Minatnya terhadap analisis data beban penyakit membuat Ibu Naf kini terlibat aktif sebagai anggota dewan Institute for Health Metrics Evaluation (IHME) di University of Washington, Amerika Serikat.
Ibu Naf mengakui bahwa dia banyak diminta untuk menempati posisi dewan penasihat atau dewan pertimbangan banyak organisasi. Namun, di antara semua, ia lebih aktif di IHME.
”Bagaimana pada setiap tahap kehidupan bisa berkontribusi positif, asal mau membuka diri dan belajar terus serta berusaha memberikan yang terbaik. Tuhan tetap menuntun kita,” kata Nafsiah.
Berani
Salah satu mengapa Nafsiah dikenal luas adalah keberaniannya dalam berpendapat dan mengambil keputusan.
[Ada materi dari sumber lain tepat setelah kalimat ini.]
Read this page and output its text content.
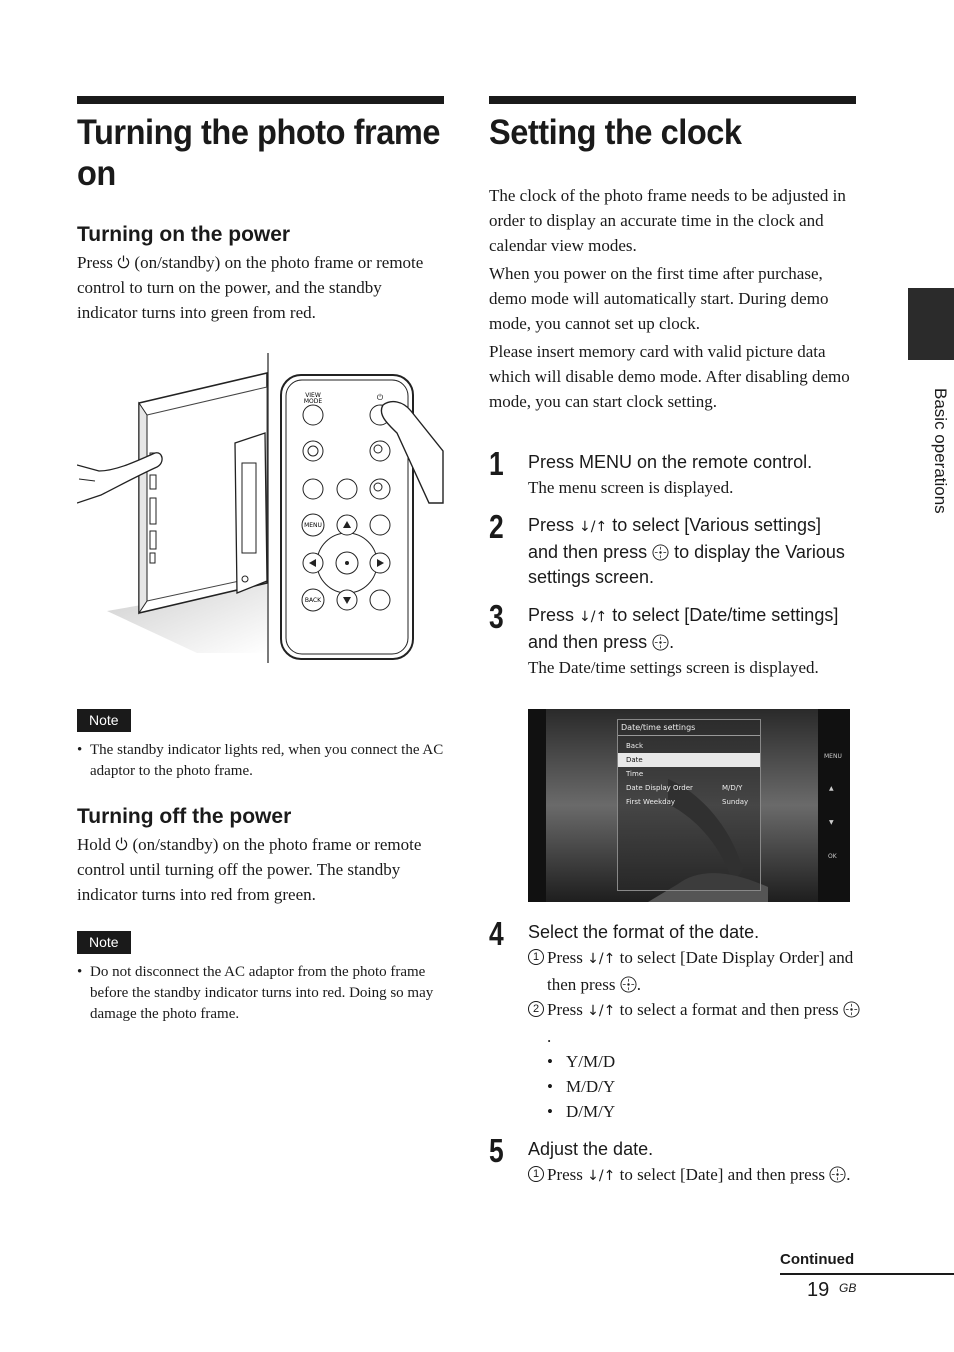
Turning the photo frame on
Turning on the power

Press (on/standby) on the photo frame or remote control to turn on the power, and the standby indicator turns into green from red.

VIEW
MODE	⏻
MENU
BACK
Note
• The standby indicator lights red, when you connect the AC adaptor to the photo frame.
Turning off the power

Hold (on/standby) on the photo frame or remote control until turning off the power. The standby indicator turns into red from green.

Note
• Do not disconnect the AC adaptor from the photo frame before the standby indicator turns into red. Doing so may damage the photo frame.
Setting the clock

The clock of the photo frame needs to be adjusted in order to display an accurate time in the clock and calendar view modes.

When you power on the first time after purchase, demo mode will automatically start. During demo mode, you cannot set up clock.

Please insert memory card with valid picture data which will disable demo mode. After disabling demo mode, you can start clock setting.

1 Press MENU on the remote control.
The menu screen is displayed.
2 Press ↓/↑ to select [Various settings] and then press to display the Various settings screen.
3 Press ↓/↑ to select [Date/time settings] and then press .
The Date/time settings screen is displayed.
Date/time settings
Back
Date
Time
Date Display Order	M/D/Y
First Weekday	Sunday
MENU
▲
▼
OK
4 Select the format of the date.
1 Press ↓/↑ to select [Date Display Order] and then press .
2 Press ↓/↑ to select a format and then press .
• Y/M/D
• M/D/Y
• D/M/Y
5 Adjust the date.
1 Press ↓/↑ to select [Date] and then press .
Basic operations
Continued
19 GB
Dalam isu pengendalian tembakau, misalnya, Ibu Naf berani beradu argumen dengan organisasi petani tembakau bahwa rokok berbahaya dan perlu dikendalikan produksi dan peredarannya.
Keberaniannya juga terlihat dalam pengendalian HIV, bidang kesehatan tempat ia mendedikasikan diri selama tiga dekade. Perkenalannya dengan penyakit infeksi ini bermula ketika ia bertemu dengan Guru Besar Epidemiologi Jonathan Max Mann, saat menjadi research fellow di Harvard University, Amerika Serikat.
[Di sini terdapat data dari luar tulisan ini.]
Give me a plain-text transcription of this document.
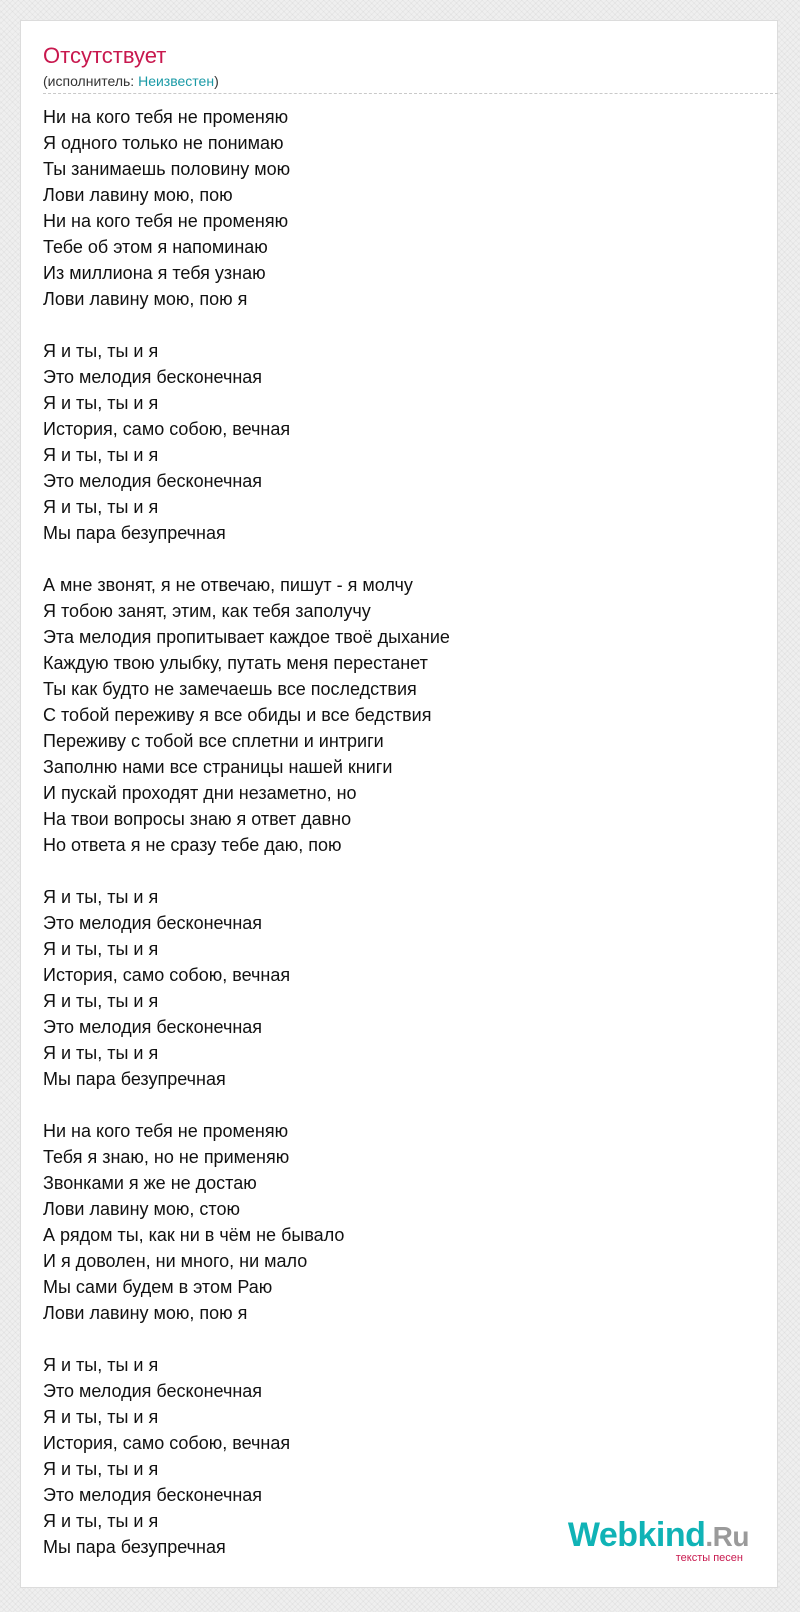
Отсутствует
(исполнитель: Неизвестен)
Ни на кого тебя не променяю
Я одного только не понимаю
Ты занимаешь половину мою
Лови лавину мою, пою
Ни на кого тебя не променяю
Тебе об этом я напоминаю
Из миллиона я тебя узнаю
Лови лавину мою, пою я
Я и ты, ты и я
Это мелодия бесконечная
Я и ты, ты и я
История, само собою, вечная
Я и ты, ты и я
Это мелодия бесконечная
Я и ты, ты и я
Мы пара безупречная
А мне звонят, я не отвечаю, пишут - я молчу
Я тобою занят, этим, как тебя заполучу
Эта мелодия пропитывает каждое твоё дыхание
Каждую твою улыбку, путать меня перестанет
Ты как будто не замечаешь все последствия
С тобой переживу я все обиды и все бедствия
Переживу с тобой все сплетни и интриги
Заполню нами все страницы нашей книги
И пускай проходят дни незаметно, но
На твои вопросы знаю я ответ давно
Но ответа я не сразу тебе даю, пою
Я и ты, ты и я
Это мелодия бесконечная
Я и ты, ты и я
История, само собою, вечная
Я и ты, ты и я
Это мелодия бесконечная
Я и ты, ты и я
Мы пара безупречная
Ни на кого тебя не променяю
Тебя я знаю, но не применяю
Звонками я же не достаю
Лови лавину мою, стою
А рядом ты, как ни в чём не бывало
И я доволен, ни много, ни мало
Мы сами будем в этом Раю
Лови лавину мою, пою я
Я и ты, ты и я
Это мелодия бесконечная
Я и ты, ты и я
История, само собою, вечная
Я и ты, ты и я
Это мелодия бесконечная
Я и ты, ты и я
Мы пара безупречная	Webkind.Ru
тексты песен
Bagaimana pada setiap tahap kehidupan bisa berkontribusi positif, asal mau membuka diri dan belajar terus serta berusaha memberikan yang terbaik. Tuhan tetap menuntun kita.
”Mulai dari enggak tahu persis apa itu HIV sampai akhirnya tertarik, ya, setelah bertemu dengan bapak program HIV, Jonathan Mann,” ujarnya.
Nafsiah juga sempat belajar formulasi kebijakan kesehatan yang nondiskriminatif di Australia. Pengalaman itulah yang kemudian mendorong ibu dari tiga anak itu untuk mencari formula penanganan HIV yang cocok di Indonesia.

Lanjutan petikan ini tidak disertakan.